Por qué será que, habiendo tantas cosas para mirar en una ciudad como Buenos Aires, las personas se interesen por alguien que decide cambiarse el calzado, en la vereda. 

Pues bien, toparme con miradas extrañadas mientras me cambio el calzado en la vereda es algo que viene pasándome seguido en este verano. Última estación; escucho las campanas de la Catedral. Y me surge una idea. Y la pongo en práctica. Camino con mis ojotas bonitas, negras y detalles de strass hasta la Catedral; llevo en la mano las sandalias coloradas. Subo las escaleras. Voy contenta.
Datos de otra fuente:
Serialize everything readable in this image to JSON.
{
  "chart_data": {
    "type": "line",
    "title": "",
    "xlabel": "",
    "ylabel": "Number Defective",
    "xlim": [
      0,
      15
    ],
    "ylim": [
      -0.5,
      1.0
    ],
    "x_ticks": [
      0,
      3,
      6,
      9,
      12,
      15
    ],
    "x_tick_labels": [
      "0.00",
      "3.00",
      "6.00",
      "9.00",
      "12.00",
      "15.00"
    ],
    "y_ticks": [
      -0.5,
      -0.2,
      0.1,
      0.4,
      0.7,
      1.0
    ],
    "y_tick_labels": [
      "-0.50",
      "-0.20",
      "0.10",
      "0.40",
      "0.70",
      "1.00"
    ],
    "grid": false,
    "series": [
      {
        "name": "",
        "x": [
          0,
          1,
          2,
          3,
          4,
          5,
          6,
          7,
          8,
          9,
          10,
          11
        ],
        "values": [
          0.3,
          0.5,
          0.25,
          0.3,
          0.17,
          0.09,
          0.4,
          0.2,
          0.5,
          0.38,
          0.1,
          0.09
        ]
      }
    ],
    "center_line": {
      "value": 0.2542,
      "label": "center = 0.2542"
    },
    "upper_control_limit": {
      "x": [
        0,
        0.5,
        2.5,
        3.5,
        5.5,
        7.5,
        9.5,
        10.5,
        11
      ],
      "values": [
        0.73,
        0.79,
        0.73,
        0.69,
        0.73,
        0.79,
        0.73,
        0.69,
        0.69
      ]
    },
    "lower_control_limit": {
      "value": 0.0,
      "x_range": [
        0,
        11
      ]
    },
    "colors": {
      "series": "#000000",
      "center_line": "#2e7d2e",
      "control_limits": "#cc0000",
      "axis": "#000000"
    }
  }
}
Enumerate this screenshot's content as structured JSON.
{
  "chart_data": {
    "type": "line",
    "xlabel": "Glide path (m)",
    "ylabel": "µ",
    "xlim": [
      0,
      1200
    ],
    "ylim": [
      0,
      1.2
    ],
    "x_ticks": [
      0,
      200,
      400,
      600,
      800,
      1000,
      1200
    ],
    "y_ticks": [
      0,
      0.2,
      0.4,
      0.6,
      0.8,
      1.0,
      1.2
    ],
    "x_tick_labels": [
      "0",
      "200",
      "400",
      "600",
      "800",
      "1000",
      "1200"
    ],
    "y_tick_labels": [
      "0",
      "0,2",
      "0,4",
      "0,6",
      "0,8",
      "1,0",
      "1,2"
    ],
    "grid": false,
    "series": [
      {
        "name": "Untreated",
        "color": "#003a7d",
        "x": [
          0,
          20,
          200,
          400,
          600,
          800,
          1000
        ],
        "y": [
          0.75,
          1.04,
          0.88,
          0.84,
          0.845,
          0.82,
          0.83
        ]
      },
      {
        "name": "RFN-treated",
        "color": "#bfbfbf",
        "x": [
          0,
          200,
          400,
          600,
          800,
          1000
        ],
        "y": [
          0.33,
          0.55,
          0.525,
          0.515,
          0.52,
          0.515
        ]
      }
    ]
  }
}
Como si hubiese descubierto un pasadizo. Busco un banco al reparo de la presencia de un grupo de turistas. Entonces hago lo que fui a hacer. Está fresco, silencioso, la luz difusa. Me siento completamente a salvo bajo ese techo alto lleno de imágenes aladas, a resguardo de lo que pasa afuera: la ciudad con su furia, y sus ojos fisgones y sus tormentas. Decido algo. Y Dios, creo, no se ofenderá, pero es posible que comience a venir por aquí dos veces al día: a cambiarme los zapatos por la mañana y a escribir de cosas paganas durante los mediodías.